U.S. Customs and Border Protection has expanded its list of qualified parties that can collect and remit duties for postal shipments entering the country, per a Jan. 14 agency bulletin.
DHL eCommerce, DHL Global Forwarding, Seko Logistics and GHY eBiz have joined the list of qualified third parties, which now includes 39 logistics and customs clearance providers. CBP said it will maintain an updated list on its website.
For DHL, the certification will support the company’s “efforts to help customers navigate rising cross-border volumes and increasingly complex U.S. trade requirements, especially for smaller parcels,” according to a DHL statement emailed to Supply Chain Dive.
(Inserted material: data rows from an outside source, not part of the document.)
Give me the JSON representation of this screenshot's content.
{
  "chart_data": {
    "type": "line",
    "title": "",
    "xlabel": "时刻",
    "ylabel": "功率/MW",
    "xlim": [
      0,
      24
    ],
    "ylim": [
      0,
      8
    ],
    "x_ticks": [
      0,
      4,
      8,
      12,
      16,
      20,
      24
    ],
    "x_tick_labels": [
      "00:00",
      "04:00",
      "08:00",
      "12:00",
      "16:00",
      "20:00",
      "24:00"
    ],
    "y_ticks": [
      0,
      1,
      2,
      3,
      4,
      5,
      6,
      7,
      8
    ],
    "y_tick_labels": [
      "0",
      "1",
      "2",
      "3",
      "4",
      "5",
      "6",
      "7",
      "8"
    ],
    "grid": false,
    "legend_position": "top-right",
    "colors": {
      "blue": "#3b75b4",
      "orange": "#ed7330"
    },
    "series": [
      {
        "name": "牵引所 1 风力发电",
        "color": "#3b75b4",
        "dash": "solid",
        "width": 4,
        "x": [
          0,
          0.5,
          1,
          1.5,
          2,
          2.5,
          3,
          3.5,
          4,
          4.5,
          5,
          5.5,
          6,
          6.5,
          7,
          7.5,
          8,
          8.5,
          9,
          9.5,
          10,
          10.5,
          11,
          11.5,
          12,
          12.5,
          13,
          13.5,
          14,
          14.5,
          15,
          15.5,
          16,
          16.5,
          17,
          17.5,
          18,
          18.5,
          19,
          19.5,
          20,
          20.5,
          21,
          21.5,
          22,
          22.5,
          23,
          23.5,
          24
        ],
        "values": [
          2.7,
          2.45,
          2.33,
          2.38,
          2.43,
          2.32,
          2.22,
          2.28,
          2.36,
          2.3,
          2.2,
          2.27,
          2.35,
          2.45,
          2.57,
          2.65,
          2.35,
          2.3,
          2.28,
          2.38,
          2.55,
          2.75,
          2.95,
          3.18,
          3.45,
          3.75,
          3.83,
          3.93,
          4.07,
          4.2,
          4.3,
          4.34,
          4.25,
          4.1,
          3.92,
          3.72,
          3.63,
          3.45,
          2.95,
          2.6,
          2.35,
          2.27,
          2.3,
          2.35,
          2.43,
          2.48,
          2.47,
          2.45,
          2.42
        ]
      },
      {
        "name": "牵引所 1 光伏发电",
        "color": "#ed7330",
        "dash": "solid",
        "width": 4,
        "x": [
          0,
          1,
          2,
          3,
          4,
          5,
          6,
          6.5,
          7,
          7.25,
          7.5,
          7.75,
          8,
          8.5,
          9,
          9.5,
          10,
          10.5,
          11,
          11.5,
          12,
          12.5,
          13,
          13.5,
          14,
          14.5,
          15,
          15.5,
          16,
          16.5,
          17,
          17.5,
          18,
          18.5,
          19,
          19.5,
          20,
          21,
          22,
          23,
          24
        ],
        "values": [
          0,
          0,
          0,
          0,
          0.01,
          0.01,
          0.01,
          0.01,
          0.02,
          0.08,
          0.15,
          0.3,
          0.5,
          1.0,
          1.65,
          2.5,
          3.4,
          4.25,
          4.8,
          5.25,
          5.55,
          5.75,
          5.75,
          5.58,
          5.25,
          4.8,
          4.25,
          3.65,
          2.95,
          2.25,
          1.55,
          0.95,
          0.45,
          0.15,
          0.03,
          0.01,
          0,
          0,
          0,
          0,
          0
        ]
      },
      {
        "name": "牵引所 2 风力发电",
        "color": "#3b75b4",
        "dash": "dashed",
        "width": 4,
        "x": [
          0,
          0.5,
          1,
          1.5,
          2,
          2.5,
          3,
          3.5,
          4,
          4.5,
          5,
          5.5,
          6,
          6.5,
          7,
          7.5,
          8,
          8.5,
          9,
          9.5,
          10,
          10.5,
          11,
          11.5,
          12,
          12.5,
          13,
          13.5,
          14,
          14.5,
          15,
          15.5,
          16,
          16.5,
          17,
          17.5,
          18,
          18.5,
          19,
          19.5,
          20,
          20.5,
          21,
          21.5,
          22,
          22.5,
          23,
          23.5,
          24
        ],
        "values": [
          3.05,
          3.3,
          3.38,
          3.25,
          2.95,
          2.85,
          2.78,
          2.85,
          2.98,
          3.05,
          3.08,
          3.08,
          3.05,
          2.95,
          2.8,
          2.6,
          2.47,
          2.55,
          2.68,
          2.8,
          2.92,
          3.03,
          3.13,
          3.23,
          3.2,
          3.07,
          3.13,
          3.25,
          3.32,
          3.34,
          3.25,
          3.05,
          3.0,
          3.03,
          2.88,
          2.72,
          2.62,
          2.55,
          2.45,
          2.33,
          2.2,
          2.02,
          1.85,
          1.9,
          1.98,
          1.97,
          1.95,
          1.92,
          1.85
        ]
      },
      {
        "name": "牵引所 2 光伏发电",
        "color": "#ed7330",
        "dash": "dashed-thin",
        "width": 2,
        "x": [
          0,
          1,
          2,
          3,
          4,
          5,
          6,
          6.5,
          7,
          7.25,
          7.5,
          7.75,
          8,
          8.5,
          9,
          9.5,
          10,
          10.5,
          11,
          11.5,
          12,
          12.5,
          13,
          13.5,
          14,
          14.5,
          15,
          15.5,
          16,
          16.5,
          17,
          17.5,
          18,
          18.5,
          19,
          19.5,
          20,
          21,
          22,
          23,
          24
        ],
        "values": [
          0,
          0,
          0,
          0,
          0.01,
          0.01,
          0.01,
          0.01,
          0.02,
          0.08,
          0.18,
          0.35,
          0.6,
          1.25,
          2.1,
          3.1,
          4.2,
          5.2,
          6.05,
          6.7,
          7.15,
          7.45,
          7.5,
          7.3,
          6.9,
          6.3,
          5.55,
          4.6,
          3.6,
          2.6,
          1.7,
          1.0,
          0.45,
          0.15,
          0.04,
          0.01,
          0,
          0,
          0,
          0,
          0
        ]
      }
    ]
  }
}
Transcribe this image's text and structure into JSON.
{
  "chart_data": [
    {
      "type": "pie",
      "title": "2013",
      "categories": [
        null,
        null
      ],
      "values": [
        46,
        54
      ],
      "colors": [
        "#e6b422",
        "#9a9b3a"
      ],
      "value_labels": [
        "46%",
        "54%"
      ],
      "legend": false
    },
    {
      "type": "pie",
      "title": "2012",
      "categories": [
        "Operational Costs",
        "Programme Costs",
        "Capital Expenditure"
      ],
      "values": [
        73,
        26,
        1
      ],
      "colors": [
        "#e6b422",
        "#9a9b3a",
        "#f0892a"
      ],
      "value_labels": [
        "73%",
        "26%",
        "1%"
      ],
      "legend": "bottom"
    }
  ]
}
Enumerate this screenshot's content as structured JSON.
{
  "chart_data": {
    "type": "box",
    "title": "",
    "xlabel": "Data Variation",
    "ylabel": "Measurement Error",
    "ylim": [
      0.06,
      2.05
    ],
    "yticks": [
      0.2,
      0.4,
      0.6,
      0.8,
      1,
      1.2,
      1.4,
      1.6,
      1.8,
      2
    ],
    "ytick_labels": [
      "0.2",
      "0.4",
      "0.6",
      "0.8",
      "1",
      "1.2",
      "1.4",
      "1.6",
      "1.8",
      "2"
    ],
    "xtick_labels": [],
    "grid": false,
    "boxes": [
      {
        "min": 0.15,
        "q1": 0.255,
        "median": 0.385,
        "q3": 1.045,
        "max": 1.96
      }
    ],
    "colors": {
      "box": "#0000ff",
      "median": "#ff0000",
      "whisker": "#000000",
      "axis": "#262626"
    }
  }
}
“As a part of this, specifically, DHL Global Forwarding is integrating the capability into its new Consolidated Clearance Service for U.S. imports, which streamlines processing by consolidating multiple shipments under a single entry, improving efficiency, compliance, and flexibility across our customers’ diverse shipping needs,” DHL said.
The new members enable more options for international mail carriers — which many smaller e-commerce businesses rely on for cross-border shipping — to comply with U.S. import rules after the Trump administration eliminated the de minimis exemption in August 2025.
Since the end of de minimis, postal packages are assessed either a duty equal to International Emergency Economic Powers Act tariffs for the country of origin or a flat fee ranging from $80 to $200 based on the IEEPA rate, according to CBP. The latter approach will no longer be applicable starting Feb. 28.
Duties owed can be remitted either by a qualified party from the CBP’s approved list or the carrier themselves, but many mail carriers had trouble adjusting in the early stages of the exemption’s end. Several temporarily suspended U.S.-bound shipments before either tapping into qualified parties or launching in-house services to comply with the change.
Despite its importance for some shippers, de minimis postal volume was in a state of decline prior to the exemption’s end. In 2020, CBP handled 264.1 million de minimis postal shipments, per the agency’s website. That figure fell sharply the following five years, reaching 68.6 million in 2025.